Centinell Sea-veales and stones
October 9, 2008
In his Britain, William Camden wrote about seals in Huntcliffe, in the Tees Valley.
Neere unto Hunt-cliffe, and not farre from the shore there appeare aloft at a vale water certaine Rockes, about which the fishes that wee call Seales, short (as some thinke) for Sea-veales, meete together in droves to sleepe and sunne themselves: and upon that rocke which is next unto the shore, there lieth one, as it were to keepe the Centinell: and as any man approcheth neere, he either by throwing downe a big stone, or by tumbling himselfe into the water with a great noise, giveth a signall to the rest to looke unto themselves and get into the water. Most affraid they bee of men: against whom when they chase them, they being destitute of water fling backeward with their hinder feete a cloud, as it were, of sand and gravell stones, yea and often times drive them away: For women they care not so much: and therefore whosoever would take them, use to bee clad in womens apparell. In the same coast are found stones, some of yellowish, others of a reddish colour, and some againe with a rough cast crust over them of a certaine salt matter, which by their smell and taste make shew of Coperose, Nitre, and Brimstone: and also great store of Marquesites in colour resembling brasse.
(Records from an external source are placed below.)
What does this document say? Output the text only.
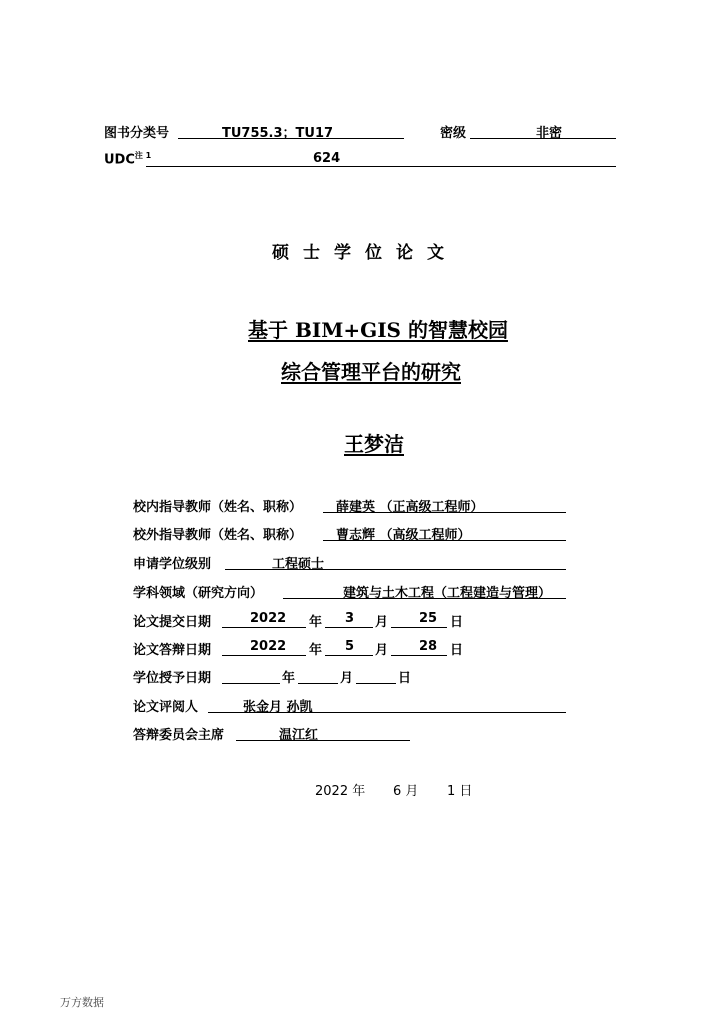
图书分类号	TU755.3；TU17	密级	非密
$UDC^{注 1}$	624
硕士学位论文
基于 BIM+GIS 的智慧校园
综合管理平台的研究
王梦洁
校内指导教师（姓名、职称）	薛建英 （正高级工程师）
校外指导教师（姓名、职称）	曹志辉 （高级工程师）
申请学位级别	工程硕士
学科领域（研究方向）	建筑与土木工程（工程建造与管理）
论文提交日期	2022 年 3 月 25 日
论文答辩日期	2022 年 5 月 28 日
学位授予日期	年	月	日
论文评阅人	张金月 孙凯
答辩委员会主席	温江红
2022 年 6 月 1 日
万方数据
Marquesite, or marcasite, is often called white iron pyrite or iron sulfide. It is crumbly and sparkly, like a metallic charcoal. The seals excerpt is amusing, but this book is worth noting as it contains a lot of detail of stones and gems found on the British coast in the seventeenth century. It often takes a mythological tone, such as in this passage about the fishermen of Skengrave who worry that the sea will eat them:
Upon the shore, Sken grave a little Village is much benefited by taking great store of fish: where also, by report, was caught a Sea-man about 70. yeeres since, that for certaine daies together fed of raw fishes: but espying his opportunity escaped away unto his proper element againe. Whensoever the windes are laied, and that upon still weather the sea is most calme, and the water lieth as one would say levell and plaine without any noise: there is heard heere many times on a sudden a great way off, as it were, an horrible and a fearefull groning: at which time the fishermen dare not launch out farre into the deepe, as beleeving according to their shallow reach, that the Ocean is a fell and cruell beast, and being then very hungry desireth greedily in that sort to devoure mens bodies.